Giorgia Meloni devrait bientôt trancher sur son soutien à la candidature d’Ursula von der Leyen
La Première ministre italienne devrait révéler sa position sur le soutien à Ursula von der Leyen pour un second mandat à la tête de la Commission quand cette dernière aura présenté son programme au groupe des Conservateurs et Réformistes européens (CRE) mardi (16 juillet).
La Première ministre italienne Giorgia Meloni devrait révéler sa position sur le soutien à Ursula von der Leyen pour un second mandat à la tête de la Commission européenne quand cette dernière aura présenté son programme au groupe d’extrême droite des Conservateurs et Réformistes européens (CRE) mardi (16 juillet), quelques jours avant que les eurodéputés ne confirment sa candidature lors d’un vote à bulletin secret.

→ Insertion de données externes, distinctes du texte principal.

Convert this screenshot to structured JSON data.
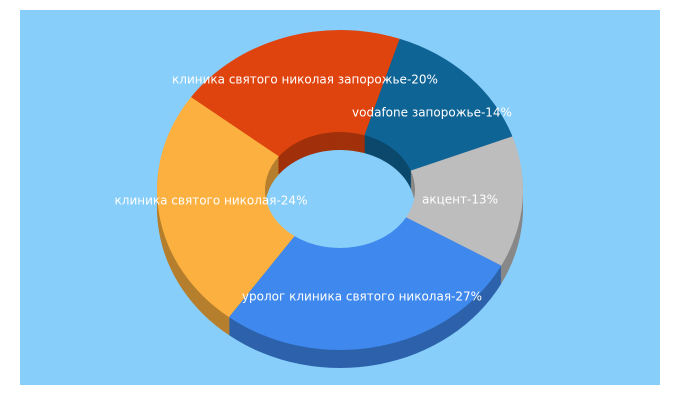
{
  "chart_data": {
    "type": "donut3d",
    "values": [
      14,
      13,
      27,
      24,
      20
    ],
    "value_labels": [
      "vodafone запорожье-14%",
      "акцент-13%",
      "уролог клиника святого николая-27%",
      "клиника святого николая-24%",
      "клиника святого николая запорожье-20%"
    ],
    "colors": [
      "#0f6496",
      "#bdbdbd",
      "#3e88ee",
      "#fbb040",
      "#e0440e"
    ]
  }
}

Alors que certains groupes se sont déjà prononcés quant à leur soutien à l’Allemande lors du vote qui aura lieu jeudi (18 juillet) au Parlement européen, le groupe CRE, dont le parti Fratelli d’Italia de Giorgia Meloni est membre, reste indécis.
« [Ursula] von der Leyen rencontrera le groupe CRE. En fonction de ce qu’elle dira, nous discuterons avec les autres délégations, nous évaluerons et nous déciderons », a expliqué Giorgia Meloni, qui préside le Parti des Conservateurs et Réformistes européens, aux journalistes à Washington après le sommet de l’OTAN vendredi soir (12 juillet).
Vers la fin du mois dernier, la Première ministre italienne s’était abstenue lors du vote sur la reconduction d’Ursula von der Leyen au niveau des dirigeants de l’UE.
Jeudi, le groupe CRE pourra soit soutenir, soit s’abstenir, en fonction du programme que Ursula von der Leyen leur présentera mardi matin et dont elle exposera les grandes lignes au Parlement.
Priorité à l’Italie, pas aux CRE
S’adressant à la presse, Giorgia Meloni a souligné que sa principale responsabilité dans ces négociations était son rôle de Première ministre italienne, et pas celui de cheffe de file du Parti des Conservateurs et Réformistes européens.
« Je veux obtenir le meilleur résultat possible. Le rôle de l’Italie doit être reconnu », a-t-elle affirmé.
La nomination éventuelle d’un commissaire italien à un poste important, qui devrait vraisemblablement être le ministre des Affaires européennes Raffaele Fitto, et les portefeuilles spécifiques à attribuer à Rome constitueront un élément crucial des discussions.
Quel poids aura le choix de Giorgia Meloni ?
Pour être reconduite, la présidente sortante aura besoin d’une majorité simple au Parlement européen (361 voix sur 720). Le soutien de Giorgia Meloni et du groupe CRE à la réélection d’Ursula von der Leyen ne devrait pas avoir énormément de poids, puisqu’à priori, la coalition pro-UE composée du Parti populaire européen (PPE), des Socialistes et Démocrates européens (S&D) et des libéraux de Renew (400 eurodéputés au total), dispose d’une majorité.
Toutefois, le vote étant à bulletin secret, il y a toujours un risque de défection de certains membres de cette coalition.
La décision de la Première ministre italienne pourrait influencer les 24 eurodéputés de Fratelli d’Italia, l’une des plus grandes délégations du Parlement européen, mais pas nécessairement tous les membres du groupe CRE.
En effet, en ce qui concerne ce vote, le groupe CRE « donnera à ses délégations la liberté de voter comme elles le souhaitent », a déclaré Nicola Procaccini, co-président du groupe des Conservateurs et Réformistes et membre de Fratelli d’Italia, vendredi dernier (12 juillet).
« Il y a toujours eu une liberté de mouvement et de décision pour les délégations individuelles au sein de notre groupe. Il y a cinq ans, la délégation de Fratelli d’Italia n’a pas voté pour la présidente de la Commission, alors que la délégation polonaise du [parti Droit et Justice] PiS l’avait fait. »
Le porte-parole du groupe, Michael Strauss, a annoncé le même jour que les délégations de Pologne, de Roumanie et de France voteraient contre la reconduction d’Ursula von der Leyen pour la législature 2024-2029, a rapporté l’agence de presse italienne Ansa.